Maybe overload point would be a better descriptor.
In Chicago, a sort of tipping point seems to have been reached at the Chicago Police Department where registrants must renew their registration every year. They must also report any changes to this office within three days--changes like an address, a job--losing one or getting one--or enrollment in any school.
They start lining up before 6 a.m. in the well-below freezing weather, in the dark, pre-dawn hours of an Illinois winter. They wait for hours. Some make it in; some don't. Some are in violation because their three-day window closed during the days they stood there, unable to get in. The line is "cut" at noon, which means anyone still in line will not be processed, no matter how long they have been there. The office says it is open until three. A reporter who has monitored the situation for two weeks has observed the doors being locked before one in spite of the advertised hours of business being 8 a.m. until 3 p.m.
The doors are locked, a spokesman says, when they have more people inside than they can process by closing time.
Frustrated, angry, and hopeless men walk away, fearful men, because some of them are now in violation. They could be arrested for non-compliance, for failure to keep their registration current. It won't matter that they tried, that they stood in a line, cold and fearful, for hours, day after day, only to have the door locked yet another day.
Is this a tipping point, a point at which the once-believed helpful concept of registering those deemed to be a danger to society has become so all-encompassing, so comprehensive, that the entities charged with facilitating the process are overwhelmed and, rather than fixing the problem within the organization, are instead shutting it off, locking it out, and refusing to deal with it?
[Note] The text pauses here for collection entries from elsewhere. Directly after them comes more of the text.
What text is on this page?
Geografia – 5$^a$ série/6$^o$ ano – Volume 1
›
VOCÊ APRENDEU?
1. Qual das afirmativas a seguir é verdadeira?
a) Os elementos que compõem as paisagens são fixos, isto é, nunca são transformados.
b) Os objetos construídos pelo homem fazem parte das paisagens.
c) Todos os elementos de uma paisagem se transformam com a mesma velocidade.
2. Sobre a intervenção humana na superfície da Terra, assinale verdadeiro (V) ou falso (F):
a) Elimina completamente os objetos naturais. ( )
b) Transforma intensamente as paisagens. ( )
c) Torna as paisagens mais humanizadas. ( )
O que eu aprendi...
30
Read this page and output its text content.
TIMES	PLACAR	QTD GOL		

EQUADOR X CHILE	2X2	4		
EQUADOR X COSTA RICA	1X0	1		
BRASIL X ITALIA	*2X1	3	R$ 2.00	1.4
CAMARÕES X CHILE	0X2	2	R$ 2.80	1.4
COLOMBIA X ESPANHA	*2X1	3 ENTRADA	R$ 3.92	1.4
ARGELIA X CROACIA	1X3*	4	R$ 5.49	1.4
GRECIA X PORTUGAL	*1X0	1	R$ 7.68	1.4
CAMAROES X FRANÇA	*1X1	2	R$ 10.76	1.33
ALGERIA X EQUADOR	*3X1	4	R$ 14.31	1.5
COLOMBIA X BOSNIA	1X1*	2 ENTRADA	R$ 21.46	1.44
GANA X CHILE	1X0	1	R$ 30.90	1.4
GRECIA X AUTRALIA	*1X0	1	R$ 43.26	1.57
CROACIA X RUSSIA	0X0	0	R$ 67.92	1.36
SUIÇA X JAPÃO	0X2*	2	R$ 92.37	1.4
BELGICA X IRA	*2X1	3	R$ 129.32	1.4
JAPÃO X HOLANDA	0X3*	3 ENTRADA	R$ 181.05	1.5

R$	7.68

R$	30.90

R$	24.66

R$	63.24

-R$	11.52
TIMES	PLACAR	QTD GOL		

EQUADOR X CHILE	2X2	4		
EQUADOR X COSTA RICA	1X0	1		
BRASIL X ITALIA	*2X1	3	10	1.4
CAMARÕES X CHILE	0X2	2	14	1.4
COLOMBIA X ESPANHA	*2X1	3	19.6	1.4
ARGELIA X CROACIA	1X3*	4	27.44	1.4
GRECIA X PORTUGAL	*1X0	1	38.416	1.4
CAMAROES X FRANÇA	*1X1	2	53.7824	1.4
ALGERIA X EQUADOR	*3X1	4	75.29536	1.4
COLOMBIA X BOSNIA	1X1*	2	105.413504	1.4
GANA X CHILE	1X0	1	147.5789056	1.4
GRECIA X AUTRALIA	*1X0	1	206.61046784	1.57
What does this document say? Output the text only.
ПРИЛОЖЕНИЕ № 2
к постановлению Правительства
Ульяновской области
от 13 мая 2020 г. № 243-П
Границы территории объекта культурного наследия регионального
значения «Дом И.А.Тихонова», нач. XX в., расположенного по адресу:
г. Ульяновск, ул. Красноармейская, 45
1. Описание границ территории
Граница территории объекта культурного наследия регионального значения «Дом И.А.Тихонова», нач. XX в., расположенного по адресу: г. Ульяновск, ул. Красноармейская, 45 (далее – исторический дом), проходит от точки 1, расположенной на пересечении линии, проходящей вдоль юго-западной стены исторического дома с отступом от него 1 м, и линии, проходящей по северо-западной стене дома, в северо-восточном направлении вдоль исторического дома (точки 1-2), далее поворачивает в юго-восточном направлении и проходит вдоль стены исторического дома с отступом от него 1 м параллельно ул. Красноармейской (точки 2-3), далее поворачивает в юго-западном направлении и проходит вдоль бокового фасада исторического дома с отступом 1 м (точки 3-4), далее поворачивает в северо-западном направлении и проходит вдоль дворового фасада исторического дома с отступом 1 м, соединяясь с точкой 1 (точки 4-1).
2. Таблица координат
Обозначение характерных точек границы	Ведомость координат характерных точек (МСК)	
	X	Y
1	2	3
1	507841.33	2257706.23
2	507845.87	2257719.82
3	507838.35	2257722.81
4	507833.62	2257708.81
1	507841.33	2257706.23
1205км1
What has caused this deplorable situation?-- for deplorable it is. It is not like advocates for a more fact-based system have not been warning for years of these consequences. Requiring registration for some of the petty and misdemeanor offenses that in no way put anyone at risk of harm is the first of many errors. Keeping law-abiding citizens on the registry for years after they have completed all court-ordered punishment for a single offense doubles them. Having such a short window for updating change of address, etc., adds to the errors. Mismanaging the registration center to such a high degree compounds them to an almost incalculable degree. And being willing to incur the expense of re-incarcerating men who are trying their best to be compliant rather than using the money to fix the problem is criminal.
Why do not the citizens of Illinois protest en masse at the inefficiency and the ridiculous waste of their tax dollars? Why are not attorneys standing by, lined up with the registrants, waiting to file suit when a man is arrested for non-compliance under these circumstances?
Or--and here's a radical thought--why do the powers that be not open their minds to what experts and research studies and empirical evidence have been telling us for years--that the system is broken, that it was flawed from the beginning, that it goes against what everything tells us makes for a safer and healthier society, that it needs a major overhaul?
Will it take what is happening in Chicago to repeat itself at every registration center in every city and town in every state in the union?